Last summer, it all clicked when I fell in real, adult love for the first time. I met her on Twitter — kinda. She was going on tour and tweeted about needing a support act, so when I saw my fans tagging me in the tweet I reached out, half-certain that I would get the tour, half just wanting her to message me back. There was just something about her. When her management emailed me the next day and told me it was a go, I was breathless with momentum but firm about keeping it professional. When we decided to meet in person that night to discuss tour arrangements, our connection was immediate and completely out of control. I remember the first time I saw her, pulling onto my street and flooding the whole thing with headlights. I stabbed my cigarette into the grass and slid into the passenger seat, one platform at a time, teetering on that familiar edge between confidence and insecurity, sensing a newness in the air that was bright, dangerous and reminiscent of my early euphoric days in New York when everything around me was electric and unfamiliar. It's impossible to recognize it as it's happening, but that's what falling in love feels like: slow motion and lightning fast at the same time, each minute like dripping honey.

"This record is a middle finger to the people who urged me to quiet down, a love letter to love and to the Cult for reminding me who I am."

As I watched her perform every night on the road, sipping cheap white wine in the back of the venues, I realized why I was falling so hard: she was so unapologetically herself. She was flamboyant and crass and absolutely free, and as she preached to her fans about the struggles of being young and gay, of feeling like an outcast for something you can't change, they formed an unexplainable connection. In being explicit about who she really was, she wasn't alienating her audience — she was finding it. And in finding this unique kind of inspiration through her, I finally felt like I was home.

I came back from that tour and started writing the album that is now Grrrl. It's my big, beautiful, gay love story.

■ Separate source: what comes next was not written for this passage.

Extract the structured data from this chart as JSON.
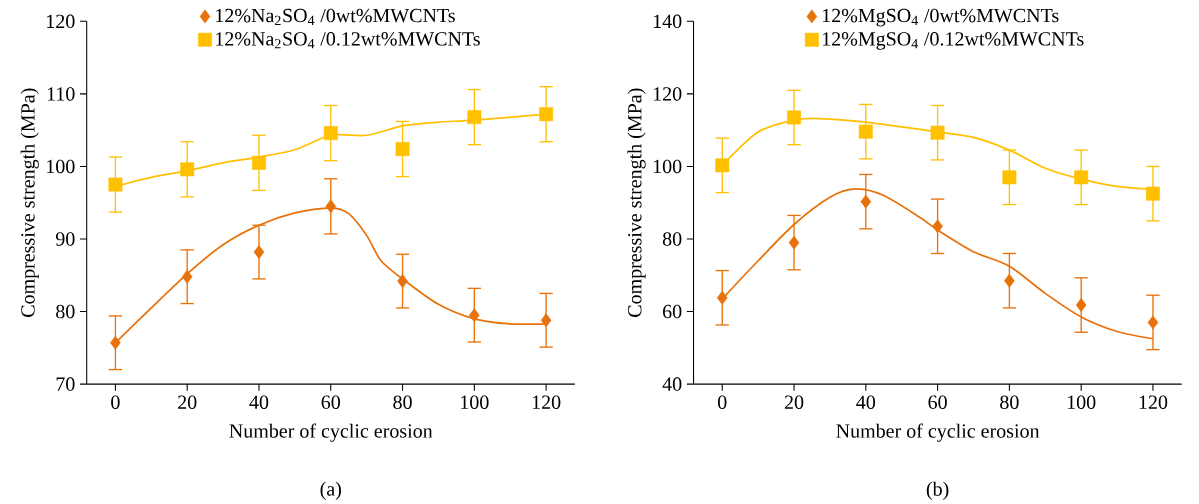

The shameless details on falling hard, finding myself, losing myself, feeling golden for a summer, my lips burning on hers, one night in Tulsa that would change us forever, thousands of butterflies, sour white wine, 100 hotel elevators, gas station coffees, driving too fast, stupid drama, waking up to blue eyes and feeling free for the first time ever. For me, this record is a middle finger to the people who urged me to quiet down, a love letter to love and to the Cult for reminding me who I am. I put all of myself into these songs, this time without holding back, and without trying to find a way around the messy parts. It's scary and painful, but I'm ready. So, hi. I'm Sizzy Rocket and I like grrrls. This love story is for you."